Sunday 28 December 2008

Software: Amino Acid Learning Aid (AALA)

I quickly wrote a little Java program that will help people learn their Amino Acids and it's called Amino Acid Learning Aid (AALA). It's pretty crude but it should be helpful. Remember, everything I write is Public Domain which means you can do what you want with it and I don't own it.

Pretty much everything you need to know about Amino Acids is layed out on this wiki page from where I also got the pictures: http://en.wikipedia.org/wiki/List_of_standard_amino_acids

Knowing the Amino Acids and their codes is to biologists what knowing the Periodic Table is to chemists but far more important ;p.


And to start the program just run the executable JAR (AALA.jar) in the dist folder. Download it here:
http://www.electronicocean.com/bioinformatics/aminoacids.zip

Thursday 25 December 2008

My PC's Setup

First, I'll describe the hardware of my local desktop system:
  • AMD 64 dual core 6000+ (3GHz)
  • 1.5GB DDR2 RAM
  • 250GB SATA HDD + 20GB IDE slave HDD
  • ATI Radeon X1200 onboard Gfx card
  • Windows XP Pro on master
Software on local desktop:
  • WAMP with Apache 2, PHP 5 and MySQL 5 - see how it is setup properly here.
  • Netbeans 6.5 with Java 1.6.0_11. Get it here.
  • Linux Ubuntu 8.04 running on Virtual Machine (Sun Virtualbox)
I also have a webserver at my disposal (ish) but that's my business ;)

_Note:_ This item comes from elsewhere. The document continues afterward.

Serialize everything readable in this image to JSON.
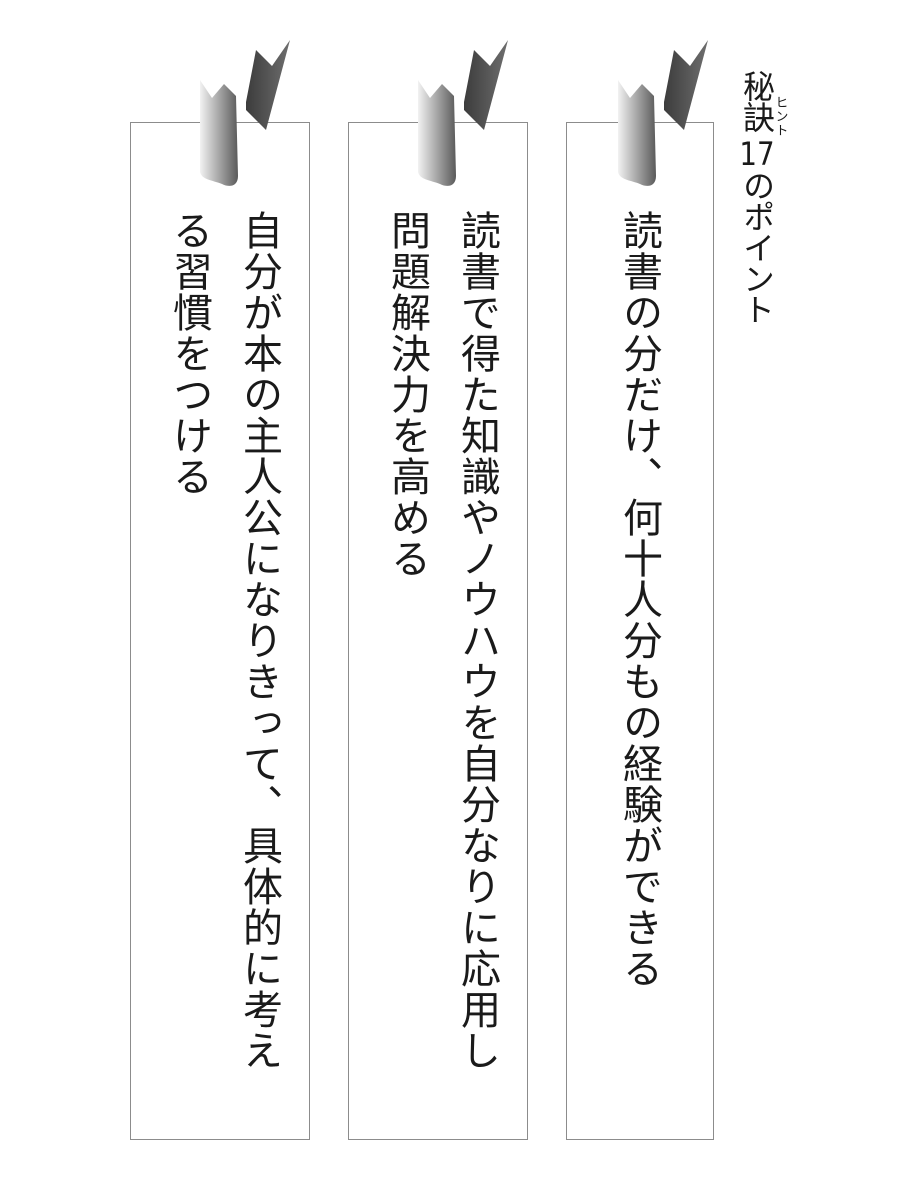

Anyway, the reason I'm running Linux on a VM rather than on a seperate disk or partition is because it tries to install on the IDE drive and ignores the SATA master when I try to install it. I use Linux for my Perl scripting since its installed on Linux by default - until I have a good reason to install Perl on Windows I will continue my Perl hacking on Linux.

Saturday 20 December 2008

Primer 3 - The Central Dogma

In molecular biology the process, the way by which DNA is read and proteins are made, is called "The Central Dogma". The usual pathway is a two step procedure:

DNA --> RNA --> Protein

Step 1: Transcription

So you start off with DNA floating inside the nucleus in the middle of the cell. An enzyme called RNA polymerase comes to the double stranded DNA, unwinds it and breaks the weak hydrogen bonds between the bases of each strand. It basically unzips it. This process is similar to DNA duplication except a different enzyme is involved there - DNA polymerase - and it bind complementary DNA free-floating nucleotides (A/T/C/G) to bind to the sense strand (master template). The master template is the top half of the unzipped double strand and it goes in the 5' - 3', left to right direction. By this process it doubles the DNA before cell replication so that the new cell gets a copy of the entire genome.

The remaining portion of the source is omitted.